On April 24, 2017, the Board of Immigration Appeals (BIA or Board) – in a case (Mathis v. United States) that has been before the BIA several times – denied a motion to reconsider filed by the government (“DHS”) in response to a prior opinion of the Board [Matter of Chairez , 26 I&N Dec. 819 (BIA 2016)] holding that DHS had failed to prove the respondent removable for conviction of an aggravated felony crime of violence (COV) per INA §237(a)(2)(A)(iii). (In a footnote the decision noted that the Immigration Judge (IJ) had, in fact, found respondent removable for conviction of a categorical firearms offense per INA §237(a)(2)(C), a finding the Board had previously affirmed.)
In its prior opinion in Chairez the BIA had, in a fairly technical holding, concluded that the section of the Utah Code respondent violated in being convicted of unlawfully discharging a firearm was not a categorical COV because it can include acts committed with a mens rea of recklessness; thus, even though the law included crimes committed intentionally and knowingly, it was not divisible into 3 separate offenses with “distinct mental states (intentional, knowing, and reckless) and therefore a modified categorical approach was not allowed.
The DHS motion had claimed the Board should extend the holding of the U.S. Supreme Court in Voisine v. United States, 136 S. Ct. 2272 (2016) and find that even a reckless firearms discharge is a COV under the Utah statute, despite the decision of the Tenth Circuit Court of Appeals, in whose jurisdiction this case arises, in United States v. Zuniga-Soto, 527 F.3d 1110 (10th Cir. 2008)(reckless conduct does not involve the deliberate “use” of physical force required by a COV). Alternatively, the government argued that, even if the Utah law is not a categorical COV, the BIA had misapplied Mathis v. United States, 136 S. Ct. 2243 (2016), cited as authority by Zuniga-Soto, by both improperly inferring the statute is indivisible and failing to consider respondent’s plea agreement as evidence of the law’s divisibility.
Holding that the DHS motion “does not identify an adequate reason for reconsideration”, the Board initially noted that it cannot extend the rationale of a Supreme Court case in the face of contrary controlling circuit precedent, stating that while Zuniga-Soto remained good law, this was not the proper case to express an opinion on “how the law may or should evolve after Voisine.” As to the contention that the BIA had misapplied Mathis, the opinion found that when state law does not address the distinction between “elements” and “means” as regards a specific criminal law, the Board may seek guidance in cases interpreting statutes with similar language and structure.

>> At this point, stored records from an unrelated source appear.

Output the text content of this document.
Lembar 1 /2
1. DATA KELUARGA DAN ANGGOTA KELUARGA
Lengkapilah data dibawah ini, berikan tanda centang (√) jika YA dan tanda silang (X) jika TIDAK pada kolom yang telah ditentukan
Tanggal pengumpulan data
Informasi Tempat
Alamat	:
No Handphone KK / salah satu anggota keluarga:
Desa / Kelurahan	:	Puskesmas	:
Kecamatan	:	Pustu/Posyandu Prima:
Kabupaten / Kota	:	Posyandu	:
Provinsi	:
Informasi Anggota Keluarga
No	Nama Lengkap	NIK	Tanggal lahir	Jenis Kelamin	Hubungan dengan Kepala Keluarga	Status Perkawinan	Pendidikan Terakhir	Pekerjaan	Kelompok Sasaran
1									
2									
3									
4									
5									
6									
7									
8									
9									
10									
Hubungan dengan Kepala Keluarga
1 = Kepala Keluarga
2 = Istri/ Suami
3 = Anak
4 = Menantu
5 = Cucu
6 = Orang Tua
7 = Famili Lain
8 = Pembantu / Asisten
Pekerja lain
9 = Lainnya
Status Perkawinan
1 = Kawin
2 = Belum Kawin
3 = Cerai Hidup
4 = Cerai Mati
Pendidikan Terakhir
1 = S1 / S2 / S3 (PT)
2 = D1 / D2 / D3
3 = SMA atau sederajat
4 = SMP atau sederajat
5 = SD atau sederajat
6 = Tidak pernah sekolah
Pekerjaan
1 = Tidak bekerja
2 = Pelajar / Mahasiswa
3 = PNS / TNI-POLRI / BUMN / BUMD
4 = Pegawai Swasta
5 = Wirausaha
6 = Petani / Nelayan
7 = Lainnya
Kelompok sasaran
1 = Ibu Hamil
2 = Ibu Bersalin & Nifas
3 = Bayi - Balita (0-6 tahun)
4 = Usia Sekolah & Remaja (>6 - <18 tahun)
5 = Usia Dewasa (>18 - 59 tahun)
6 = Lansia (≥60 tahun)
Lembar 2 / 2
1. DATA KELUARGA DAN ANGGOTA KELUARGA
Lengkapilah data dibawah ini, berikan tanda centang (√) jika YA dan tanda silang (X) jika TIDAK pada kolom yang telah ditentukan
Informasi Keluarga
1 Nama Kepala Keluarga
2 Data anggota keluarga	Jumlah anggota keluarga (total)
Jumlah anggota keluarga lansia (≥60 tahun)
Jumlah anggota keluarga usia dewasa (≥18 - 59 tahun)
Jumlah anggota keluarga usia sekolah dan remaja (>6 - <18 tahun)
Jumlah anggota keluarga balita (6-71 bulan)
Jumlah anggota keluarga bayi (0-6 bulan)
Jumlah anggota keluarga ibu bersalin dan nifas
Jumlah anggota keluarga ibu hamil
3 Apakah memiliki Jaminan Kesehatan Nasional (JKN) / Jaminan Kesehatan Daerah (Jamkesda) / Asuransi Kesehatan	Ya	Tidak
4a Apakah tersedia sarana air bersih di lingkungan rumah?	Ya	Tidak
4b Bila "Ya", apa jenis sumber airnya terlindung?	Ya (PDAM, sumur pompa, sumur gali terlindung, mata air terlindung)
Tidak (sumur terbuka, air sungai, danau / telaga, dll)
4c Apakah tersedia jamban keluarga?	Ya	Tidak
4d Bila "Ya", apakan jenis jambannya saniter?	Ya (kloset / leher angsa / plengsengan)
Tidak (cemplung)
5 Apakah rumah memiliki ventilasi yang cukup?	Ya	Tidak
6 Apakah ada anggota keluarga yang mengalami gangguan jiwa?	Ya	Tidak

Lastly, as to divisibility under Mathis, the decision held that an IJ may consider the respondent’s conviction record for the “sole and limited purpose” of determining whether statutory alternatives define discrete “elements”, i.e., facts that must be proven to a jury beyond a reasonable doubt in order to obtain a conviction. However, as in the instant case, where the admission of a “knowing” mental state in a plea agreement is not “tethered” to any fact charged in an information, that admission cannot establish the divisibility of the particular statute under Mathis. No legal or factual error being found in its prior decision, the BIA denied DHS’ motion to reconsider.
In a concurring opinion, Board Member Garry Malphrus stated an opinion that the approach to divisibility dictated by Mathis “will result in immigration proceedings being terminated for many aliens who had committed serious crimes” in the U.S. Matter of Chairez-Castrejon, 27 N&N Dec. 21 (BIA 2017).